Denmark spied on Angela Merkel and other European officials for US


German Chancellor Angela Merkel, former German Foreign Minister and current President Frank-Walter Steinmeier, and former German opposition leader, Peer Steinbrück, along with other top officials from France, Sweden and Norway, are among the people that the U.S.’ National Security Agency (NSA) spied on with Danish cooperation. This points out the fact that there is evidently mistrust among NATO members (keeping in mind Sweden is not a bloc member).

According to a report by Danish broadcaster Danmarks Radio (DR), the Danish Defence Intelligence Service (FE) collaborated with the NSA to gather information on European officials. It is recalled that similar allegations emerged in 2013 when whistleblower Edward Snowden revealed the alleged tapping of the German chancellor's phone by the NSA. Washington gave no outright denial but did say Merkel's phone was not being bugged at the moment and would not be in future.

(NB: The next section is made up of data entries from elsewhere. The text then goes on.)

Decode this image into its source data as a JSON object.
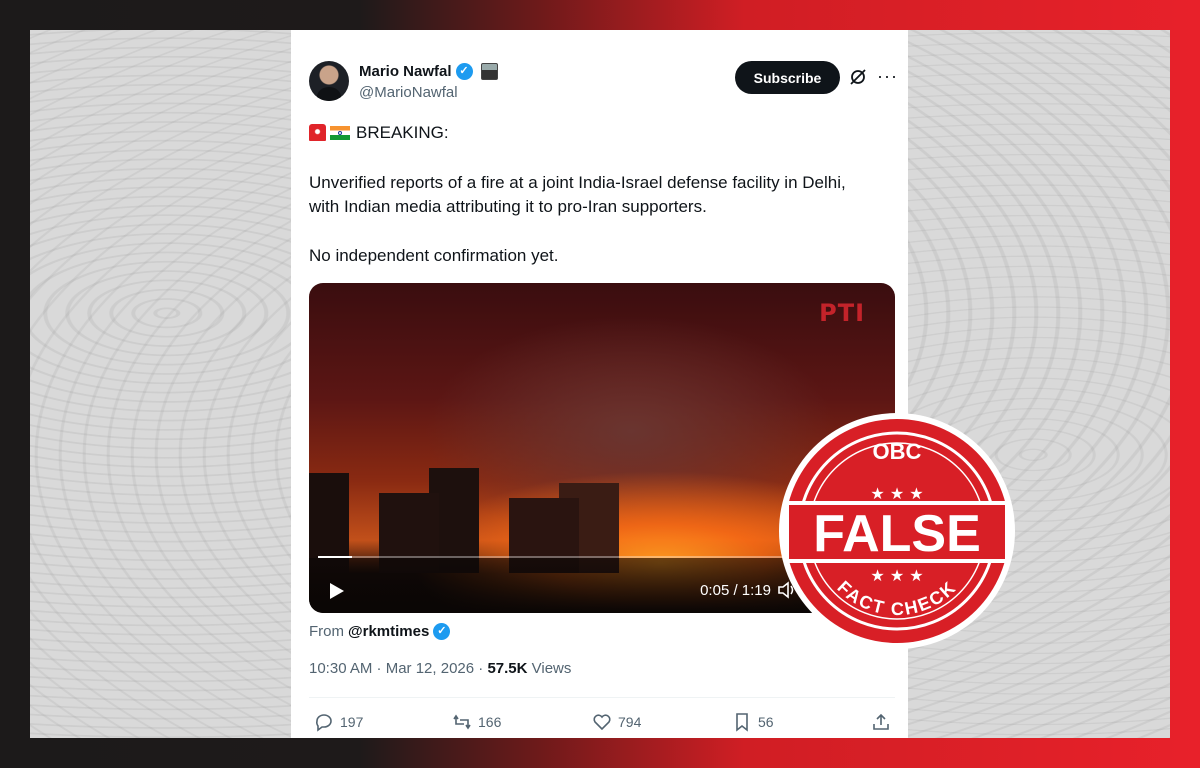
{
  "tweet": {
    "author_name": "Mario Nawfal",
    "author_handle": "@MarioNawfal",
    "subscribe_label": "Subscribe",
    "more_label": "···",
    "line1_text": "BREAKING:",
    "line2_text": "Unverified reports of a fire at a joint India-Israel defense facility in Delhi,",
    "line3_text": "with Indian media attributing it to pro-Iran supporters.",
    "line4_text": "No independent confirmation yet.",
    "video": {
      "watermark": "PTI",
      "time": "0:05 / 1:19",
      "progress_fraction": 0.06
    },
    "from_prefix": "From",
    "from_handle": "@rkmtimes",
    "time_date": "10:30 AM · Mar 12, 2026 ·",
    "views_count": "57.5K",
    "views_label": "Views",
    "actions": {
      "replies": "197",
      "reposts": "166",
      "likes": "794",
      "bookmarks": "56"
    }
  },
  "stamp": {
    "top_text": "OBC",
    "main_text": "FALSE",
    "bottom_text": "FACT CHECK",
    "color": "#d81f26"
  },
  "colors": {
    "accent_blue": "#1d9bf0",
    "text_primary": "#0f1419",
    "text_secondary": "#536471",
    "stamp_red": "#d81f26"
  }
}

As Associate Professor Thomas Wegener Friis from the University of Southern Denmark said, “Angela Merkel, Steinbrück and Steinmeier are not just the pinnacle of German politics: they are the Super League of European Politics. It makes them move up completely on the Americans' wish list.”

The FE's secret and internal investigation of the American espionage through Danish internet cables was code named “Operation Dunhammer.” The study was conducted by not only a working group of the FE, but also with four of the intelligence service's hackers and analysts. They investigated the Danish-American cooperation in the deepest secrecy to avoid the NSA knowing about the FE's investigation.

The finalized secret report, entitled “Dunhammer,” was handed over to the FE’s management in 2015. The report is the focal point of the scandal and in August last year, it sent shockwaves across the FE and the Ministry of Defense. Ultimately, the Danish government forced the FE’s management to resign in 2020 after discovering the full extent of their relationship with the NSA. Unsurprisingly, they kept this hidden from their European allies, once again demonstrating mistrust between NATO members.

Denmark's Defense Minister Trine Bramsen, who had reportedly been informed about the espionage, told DR that “systematic wiretapping of close allies is unacceptable.”

Snowden accused U.S. President Joe Biden of being “deeply involved in this scandal.” The scandal occurred at a time when Biden was U.S. vice-president during the Barack Obama administration.

“There should be an explicit requirement for full public disclosure not only from Denmark, but their senior partner as well,” Snowden tweeted.

The secret working group in the FE revealed that the NSA apparently used the telephone numbers of the politicians and officials in question as so-called selectors. The NSA used the telephone numbers as search parameters against the politicians and officials they were spying on. They would then pull these out of the extensive data streams that run through internet cables to and from Denmark. Through this method, the NSA intercepted text messages and phone calls.

DR explained that access to internet cables in and out of Denmark also has great value for the NSA as the Nordic country is geographically a hub for global internet traffic and has access to cables with communication streams from a large number of European countries, including Russia.

The collaboration to eavesdrop on internet cables in and out of the country is so important that it “has strategic significance for the relationship between Denmark and the USA,” a source said to DR.

Another source described the spy system as the FE’s “crown jewel.” This is because it is by far their most effective method of accessing information on everything - from terrorist plans to information on Russia and China.

Friis described the spying scandal as “a stinker” because the FE has helped the NSA spy on Germany, Sweden, Norway and France. As he said, these are not “obscure” countries or ones on the verge of invading Denmark, but “some of our very best friends in the world. And if you help others to fool your best friends, then you are not doing well.”

There is no clear motive on why the FE spied on Denmark’s closest allies and neighbours for the sake of the U.S., but it also does leave many questions open. Although the FE, along with the NSA, spied on Denmark’s neighbours, it is almost unfathomable to not expect that they also spied on Russia. There is no evidence to suggest this for now, but it also brings to question the extent of spying against Russia if the U.S. is so willing to spy on Merkel, considered especially during the period in question, as one of Europe’s closest allies to Washington.

It also points to an issue of mistrust and disunity within NATO if the U.S. felt it had to spy on fellow member states. Since the U.S. were so willing to spy on France, Germany and Norway, it suggests that the North American country has no trust in its European allies, meaning that there is certainly mistrust within NATO itself.